El viejo squash donde había departido con amigos y extraños, intercambiando pelotazos y groserías para terminar con el stress después de varios sudorosos partidos. No estaba donde lo había dejado la última vez.
Se resistían a morir la vieja tortería a la que sus amigos preparatorianos acudían cada que podían y cuyos olores y sabores regresaban a su mente y su nariz; la tienda de regalos donde compraba las corbatas caras de su padre y el regalo del 10 de Mayo de Mamá. La heladería típica que aún despachaba en esos conos redondos y oscuros que tanto le habían sorprendido la primera vez, seguían ahí en su sitio, moribundos, esperando el golpe mortal. Se alegró a verlos de pie, enteros, resistiendo el embate del tiempo y del gobierno municipal, pero debía seguir su marcha.
Ya no encontró los dulces tradicionales que le gustaban tanto, llenos de moscas y mosquitos que pululaban a su alrededor por el sabor azucarado, no estaban donde los había dejado la última vez; tampoco esos baños públicos a los que alguna ocasión se había animado a entrar y donde conoció a sus viejos maestros y amigos que frecuentaban el lugar para conversar en el sauna o el vapor hasta sentirse suficientemente acalorado y darse un buen baño.
La ciudad se había perdido.
El centro de la ciudad ya no estaba ahí. Lo habían secuestrado los bandidos que cobraban el derecho de piso, las mafias que controlaban bares, antros y prostíbulos. Ese maravilloso centro, lleno de museos y de plazas públicas estaba abandonado, lleno de basura, por que el gobierno municipal lo abandonó a suerte, terminó por exprimirle la última gota de riqueza a sus comerciantes y olvidó hacer su trabajo para levantarlo y hacerlo próspero.

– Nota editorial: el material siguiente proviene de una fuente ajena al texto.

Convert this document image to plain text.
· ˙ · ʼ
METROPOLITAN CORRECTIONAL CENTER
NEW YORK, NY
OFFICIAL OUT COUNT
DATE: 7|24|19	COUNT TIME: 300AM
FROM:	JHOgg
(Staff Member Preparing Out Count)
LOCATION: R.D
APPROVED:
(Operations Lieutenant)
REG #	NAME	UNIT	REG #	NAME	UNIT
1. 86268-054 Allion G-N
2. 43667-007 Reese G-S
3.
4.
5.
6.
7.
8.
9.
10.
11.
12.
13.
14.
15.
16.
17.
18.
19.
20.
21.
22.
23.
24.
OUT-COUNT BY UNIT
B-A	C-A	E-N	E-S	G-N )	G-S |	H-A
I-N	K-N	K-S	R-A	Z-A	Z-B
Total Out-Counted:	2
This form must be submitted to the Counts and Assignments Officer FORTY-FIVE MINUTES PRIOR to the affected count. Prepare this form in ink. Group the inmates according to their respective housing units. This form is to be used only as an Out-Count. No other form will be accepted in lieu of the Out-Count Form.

La ciudad estaba perdida, abandonada, secuestrada, sucia y podrida. Por que nadie la cuidó. Ni sus ciudadanos sacaron al mal gobierno, ni los gobernantes tuvieron contrapesos que les obligaran a rendir cuentas, a trabajar para adaptar su ciudad como tantas otras en este país que ahora son ciudades inteligentes, donde la abunda la riqueza, impera el orden, seguridad y limpieza. Apoyadas con la última tecnología disponible le brindan a sus ciudadanos una mejor calidad de vida, a los comerciantes un lugar donde invertir y florecer, a los compradores un sitio seguro donde divertirse con sus familias y comprar.
El lo sabía había caminado por aquellas urbes que se encontraban a pocas horas de su ciudad. Ninguna de ellas había perdido su historia, ninguna casa vieja derruida, ningún antiguo comercio olvidado, solo transformados, modernizados, hechos a la medida de una nueva era que usa más tecnología para tomar mejores decisiones.
Mientras se sentaba en la sucia plaza principal, con la fuente seca que olía a orines, por su mente pasaban los nombres de aquellas capitales estatales, recordaba sus plazas cívicas y sus alrededores para preguntarse: “¿Por que se ha perdido mi ciudad? ¿Quiénes la han olvidado? ¿Los ciudadanos o los alcaldes?